Pastor Singh said he was surprised to be released as the mob had threatened the police and law courts not to accept bail for Christian leaders. He was unsurprised to hear that no arrests were made.
“The local political leaders are telling the police to turn a blind-eye to attacks on Christians and not prosecute the perpetrators,” he explains.
“They don’t give you any trouble if you are a Hindu.”
Fresh data shows that in 2019, a record 328 violent attacks against Christians in India were reported. The Alliance Defending Freedom (ADF), a Christian NGO says more than 300 Christians were detained without trial for their faith and countless businesses, homes and schools were looted, burnt down and vandalised. Churches have also been torched.
Out of the 328 violent attacks, only 36 resulted in police filing a case but not one incident has yet resulted in prosecution.
It can take up to four years for a case involving the persecution of a Christian to make it to court, leaving the individual vulnerable to further attacks.
Instead, the police will commonly arrest the victim and charge them with trying to convert Hindus – a charge which can be punishable by seven years imprisonment.
Social media has played a pivotal role in the growing levels of intolerance, with hundreds of Facebook groups ‘naming and shaming’ local Christian preachers.
The Sunday Telegraph was accepted into one group, ‘NoConversion’, which has over 300,000 followers. Videos of Indian Christians are accompanied by comments openly arranging for them to be attacked, some with acid.

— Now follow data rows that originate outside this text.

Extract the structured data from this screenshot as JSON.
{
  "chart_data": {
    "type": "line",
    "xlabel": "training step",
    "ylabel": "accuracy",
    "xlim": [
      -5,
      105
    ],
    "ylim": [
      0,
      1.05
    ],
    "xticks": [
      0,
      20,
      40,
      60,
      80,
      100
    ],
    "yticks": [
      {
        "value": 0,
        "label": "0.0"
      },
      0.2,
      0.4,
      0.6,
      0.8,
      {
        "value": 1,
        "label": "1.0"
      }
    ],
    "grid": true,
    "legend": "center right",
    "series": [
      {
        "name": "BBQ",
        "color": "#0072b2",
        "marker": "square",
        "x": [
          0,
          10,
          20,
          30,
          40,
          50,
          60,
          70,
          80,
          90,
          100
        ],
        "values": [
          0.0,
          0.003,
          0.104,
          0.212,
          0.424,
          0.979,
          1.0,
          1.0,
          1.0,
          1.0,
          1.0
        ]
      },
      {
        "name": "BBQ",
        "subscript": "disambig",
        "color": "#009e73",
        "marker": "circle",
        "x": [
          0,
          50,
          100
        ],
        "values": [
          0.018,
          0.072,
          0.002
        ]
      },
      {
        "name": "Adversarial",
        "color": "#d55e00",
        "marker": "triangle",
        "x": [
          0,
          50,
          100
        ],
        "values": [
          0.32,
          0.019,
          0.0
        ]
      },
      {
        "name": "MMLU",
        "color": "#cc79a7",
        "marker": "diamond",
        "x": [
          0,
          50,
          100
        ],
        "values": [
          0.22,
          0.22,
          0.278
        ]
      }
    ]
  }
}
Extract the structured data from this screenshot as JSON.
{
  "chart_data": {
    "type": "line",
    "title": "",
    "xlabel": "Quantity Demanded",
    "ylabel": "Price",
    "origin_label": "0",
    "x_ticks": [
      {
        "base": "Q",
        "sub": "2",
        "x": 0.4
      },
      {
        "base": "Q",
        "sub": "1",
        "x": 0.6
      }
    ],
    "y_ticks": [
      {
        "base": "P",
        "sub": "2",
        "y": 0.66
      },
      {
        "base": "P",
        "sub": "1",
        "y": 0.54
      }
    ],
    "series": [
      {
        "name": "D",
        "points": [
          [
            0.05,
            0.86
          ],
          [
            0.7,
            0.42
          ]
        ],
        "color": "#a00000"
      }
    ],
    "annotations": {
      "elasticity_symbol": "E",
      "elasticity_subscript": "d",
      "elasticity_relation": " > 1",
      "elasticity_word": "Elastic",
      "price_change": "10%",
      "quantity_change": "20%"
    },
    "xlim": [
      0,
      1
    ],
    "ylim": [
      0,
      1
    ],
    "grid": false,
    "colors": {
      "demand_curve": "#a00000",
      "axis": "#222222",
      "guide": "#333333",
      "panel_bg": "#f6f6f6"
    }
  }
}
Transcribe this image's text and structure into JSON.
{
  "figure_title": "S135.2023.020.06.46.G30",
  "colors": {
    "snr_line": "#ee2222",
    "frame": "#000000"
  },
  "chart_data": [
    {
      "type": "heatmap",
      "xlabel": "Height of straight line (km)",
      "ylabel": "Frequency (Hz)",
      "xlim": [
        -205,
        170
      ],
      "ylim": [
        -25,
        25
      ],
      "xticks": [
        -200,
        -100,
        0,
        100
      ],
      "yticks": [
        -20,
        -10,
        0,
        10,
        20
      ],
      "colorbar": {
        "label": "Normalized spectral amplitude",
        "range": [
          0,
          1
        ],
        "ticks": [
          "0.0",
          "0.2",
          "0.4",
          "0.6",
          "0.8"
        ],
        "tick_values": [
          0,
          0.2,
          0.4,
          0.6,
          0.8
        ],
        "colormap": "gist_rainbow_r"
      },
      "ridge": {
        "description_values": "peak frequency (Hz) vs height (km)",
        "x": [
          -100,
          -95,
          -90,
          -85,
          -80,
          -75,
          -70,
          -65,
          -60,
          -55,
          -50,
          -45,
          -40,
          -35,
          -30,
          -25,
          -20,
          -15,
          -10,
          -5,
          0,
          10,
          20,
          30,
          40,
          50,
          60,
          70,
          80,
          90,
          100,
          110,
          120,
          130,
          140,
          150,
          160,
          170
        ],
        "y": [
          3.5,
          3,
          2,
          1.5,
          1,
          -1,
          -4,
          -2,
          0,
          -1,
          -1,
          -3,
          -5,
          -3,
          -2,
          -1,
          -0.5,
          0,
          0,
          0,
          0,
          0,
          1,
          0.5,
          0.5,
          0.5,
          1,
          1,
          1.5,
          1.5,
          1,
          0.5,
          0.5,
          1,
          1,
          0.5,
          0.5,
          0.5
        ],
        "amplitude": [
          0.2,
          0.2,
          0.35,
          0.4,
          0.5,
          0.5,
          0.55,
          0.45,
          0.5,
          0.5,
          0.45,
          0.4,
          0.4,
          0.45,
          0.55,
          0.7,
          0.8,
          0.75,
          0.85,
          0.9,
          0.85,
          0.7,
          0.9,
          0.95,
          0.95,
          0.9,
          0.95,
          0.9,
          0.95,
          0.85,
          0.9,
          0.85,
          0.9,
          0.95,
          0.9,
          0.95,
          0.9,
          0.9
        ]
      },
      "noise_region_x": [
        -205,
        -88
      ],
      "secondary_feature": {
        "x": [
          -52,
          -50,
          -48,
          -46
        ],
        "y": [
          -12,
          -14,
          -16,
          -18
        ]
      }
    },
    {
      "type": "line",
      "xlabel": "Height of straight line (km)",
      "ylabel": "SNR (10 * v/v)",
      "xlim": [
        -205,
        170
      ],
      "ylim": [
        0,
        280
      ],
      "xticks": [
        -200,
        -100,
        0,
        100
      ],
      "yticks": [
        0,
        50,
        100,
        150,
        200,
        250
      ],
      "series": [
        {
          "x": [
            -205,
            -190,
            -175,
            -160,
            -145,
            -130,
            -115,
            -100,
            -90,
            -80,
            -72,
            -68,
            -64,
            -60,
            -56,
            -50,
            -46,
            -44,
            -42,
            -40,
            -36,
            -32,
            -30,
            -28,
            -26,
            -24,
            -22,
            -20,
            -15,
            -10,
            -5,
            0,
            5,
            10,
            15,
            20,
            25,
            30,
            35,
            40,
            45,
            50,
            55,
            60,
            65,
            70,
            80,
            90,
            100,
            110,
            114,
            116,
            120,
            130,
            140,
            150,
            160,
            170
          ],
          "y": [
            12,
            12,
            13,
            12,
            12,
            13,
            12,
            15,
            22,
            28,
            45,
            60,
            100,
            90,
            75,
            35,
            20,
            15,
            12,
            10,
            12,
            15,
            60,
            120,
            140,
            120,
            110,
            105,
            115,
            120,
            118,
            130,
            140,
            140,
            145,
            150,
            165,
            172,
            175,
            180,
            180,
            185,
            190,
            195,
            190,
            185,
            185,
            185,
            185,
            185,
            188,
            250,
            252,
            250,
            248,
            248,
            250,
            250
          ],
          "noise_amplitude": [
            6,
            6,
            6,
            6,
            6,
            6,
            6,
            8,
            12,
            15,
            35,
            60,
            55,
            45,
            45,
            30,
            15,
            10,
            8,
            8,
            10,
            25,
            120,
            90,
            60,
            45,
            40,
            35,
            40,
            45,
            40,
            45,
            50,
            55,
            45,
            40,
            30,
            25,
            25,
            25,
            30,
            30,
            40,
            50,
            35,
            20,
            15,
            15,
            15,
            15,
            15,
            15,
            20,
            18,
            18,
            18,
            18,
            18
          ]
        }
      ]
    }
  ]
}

One post identifying a white missionary in Delhi was followed by the comment: “People needs pelt stone at this people wherever they see them! Otherwise it will be difficult to eradicate this.”
It is no surprise, therefore, India was ranked in tenth place in Open Doors International’s 2020 Watch List for Christian persecution.
It concluded it was safer to be a Christian in the war-zones of Syria, Iraq and the Central African Republic.
Before Modi came to power in 2013, India was ranked outside of the top 30 nations. The ADF has also recorded a 220 per cent increase in violent attacks on Christians since 2014 when Mr Modi came to power.
The BJP has not publicly spoken on the rising number of attacks on Christians. In the lead up to last year’s election, a BJP MP from Karnataka said that seats in parliament should not go to Christians because they “are not honest and loyal citizens of India”. The Sunday Telegraph approached the BJP and RSS for comment.
There are 28 million Christians in India – constituting 2.3 per cent of the population – and the history of the religion can be traced back to 52 AD. Yet, activists say the survival of Christianity in India has never been under such a threat.
“The increase in violence can mostly be explained by the cycle of incitement and impunity often perpetrated by members of the BJP and other Hindu nationalist organizations operating in India,” explains William Stark, the Head of South Asia at the International Christian Concern NGO.
“Essentially, to be Indian is to be Hindu. Those who are not Hindu are thus viewed as foreigners and with suspicion.”
Pastor Jai Singh’s attackers have now filed a criminal case against him for attempted conversion but he remains resolute.
“We are living in constant fear and after hearing about the attack, many local believers renounced their faith,” he said.
“But for me it just made my faith stronger and I pray to God to forgive the people who attacked me.”